A couple of generations ago, at a prize-giving breakfast for junior footballers, a retired prime minister was talking to kids about his former job. His answer to the simple question, "What are governments for?" has stuck with me ever since.
He said, "Governments are elected by all the people to run things. Their first job is to look after the old, because they created what we have. Their second job is to look out for children because they inherit the future. Third is to provide whatever can be afforded to look after the indigent because sometimes they can't always be cared for just by their families. And the most important thing is to not interfere with peoples' lives because people always know best what is good for them, and if they don't they have to live with the consequences.
It's difficult to fault the simple logic. The old man's explanation is a concise, accurate, elegant and comprehensive summation of a government's role in a functioning democracy.
So why is it difficult to even imagine a politician saying such a thing now?
Perhaps because of the increasing gap between those we elect to govern us, and we who elect them. They have evolved over the last few decades into a type of aristocracy that hovers, untouched above us, and descends every election time to reclaim their privileges. How closely does their world relate to yours? Ask yourself how well you know the politician you voted for at the last election, apart from the information he or she wanted you to have. Reflect for a while on the amount of time they spend ensuring government stays out of your life. What emerges is not good. Elected representatives collectively assume they know better than you do what you need, and what is good for you. Electors (that's us) collectively know they don't.
Or maybe politicians can't utter such simple explanations because they are too deeply embedded in the comfortable symbiotic relationship between the legislature and the bureaucracy that runs things. Who benefits from, and who is accountable for, the waste of failed programs? Why does each legislative assembly result in more, not fewer regulations, rules and restrictions? Why does the bureaucracy continuously expand? When was the last time your elected representative voted against increased government spending, or to reduce it?

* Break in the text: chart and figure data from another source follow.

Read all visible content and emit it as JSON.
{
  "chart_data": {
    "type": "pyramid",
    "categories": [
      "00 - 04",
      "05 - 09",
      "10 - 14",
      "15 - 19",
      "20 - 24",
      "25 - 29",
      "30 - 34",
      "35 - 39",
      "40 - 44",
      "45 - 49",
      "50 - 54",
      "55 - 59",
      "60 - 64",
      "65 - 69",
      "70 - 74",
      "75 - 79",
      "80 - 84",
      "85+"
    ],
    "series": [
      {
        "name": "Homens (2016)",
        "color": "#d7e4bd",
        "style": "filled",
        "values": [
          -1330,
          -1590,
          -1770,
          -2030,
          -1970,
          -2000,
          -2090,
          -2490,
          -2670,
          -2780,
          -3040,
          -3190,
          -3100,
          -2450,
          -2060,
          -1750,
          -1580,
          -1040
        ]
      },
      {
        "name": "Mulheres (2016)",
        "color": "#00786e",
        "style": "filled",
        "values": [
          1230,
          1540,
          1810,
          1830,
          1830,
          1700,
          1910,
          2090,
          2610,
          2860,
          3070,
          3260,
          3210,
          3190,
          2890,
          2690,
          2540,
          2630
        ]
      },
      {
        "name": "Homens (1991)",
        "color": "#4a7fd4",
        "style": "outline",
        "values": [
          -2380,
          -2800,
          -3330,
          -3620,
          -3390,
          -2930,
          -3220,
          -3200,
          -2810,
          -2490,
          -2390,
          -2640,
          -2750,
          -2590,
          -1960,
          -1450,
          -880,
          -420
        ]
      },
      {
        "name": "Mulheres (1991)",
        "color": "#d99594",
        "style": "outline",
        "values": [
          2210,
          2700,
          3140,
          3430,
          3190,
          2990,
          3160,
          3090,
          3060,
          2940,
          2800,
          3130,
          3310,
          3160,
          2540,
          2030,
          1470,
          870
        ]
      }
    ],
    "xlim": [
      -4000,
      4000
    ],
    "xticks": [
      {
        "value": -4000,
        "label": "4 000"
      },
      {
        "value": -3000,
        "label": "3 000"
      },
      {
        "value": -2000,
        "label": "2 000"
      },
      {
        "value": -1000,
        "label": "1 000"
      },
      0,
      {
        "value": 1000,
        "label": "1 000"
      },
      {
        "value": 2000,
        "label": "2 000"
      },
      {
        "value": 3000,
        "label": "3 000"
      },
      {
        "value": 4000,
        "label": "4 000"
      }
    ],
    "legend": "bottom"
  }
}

For whatever reason, it is extremely unlikely that we will hear any politician repeat the old man's description. That is a sad indictment on what we have allowed our democracy to become.
The experience of a working life in rich and poor countries across several cultures reinforced my conviction that the old man was right. I've never met anyone who did not want to be left alone to raise any children they may be blessed with, and for their kids to be better off than the parents. That is a timeless, human definition of progress.

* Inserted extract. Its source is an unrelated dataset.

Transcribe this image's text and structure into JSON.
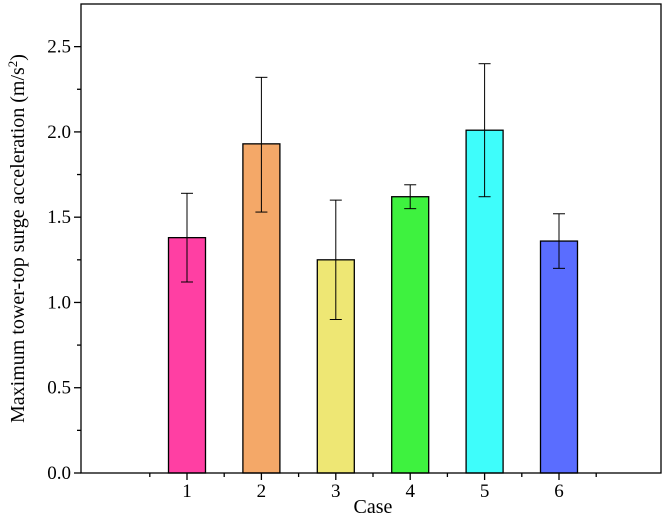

Our contemporary version of democracy moves us in the opposite direction while convincing us it's progressive. For evidence, look at the increased volume of legislation, and the increasing rate of its growth. Its product is the increasing petty constraints on your personal freedoms.
Before it overwhelms us, we should recall the old prime minister's words. They describe not what we can look forward to, but what we had, which was better.
A free and functioning society assumes that people are smart enough to be responsible for their actions, and the best government is the one that interferes least in their lives.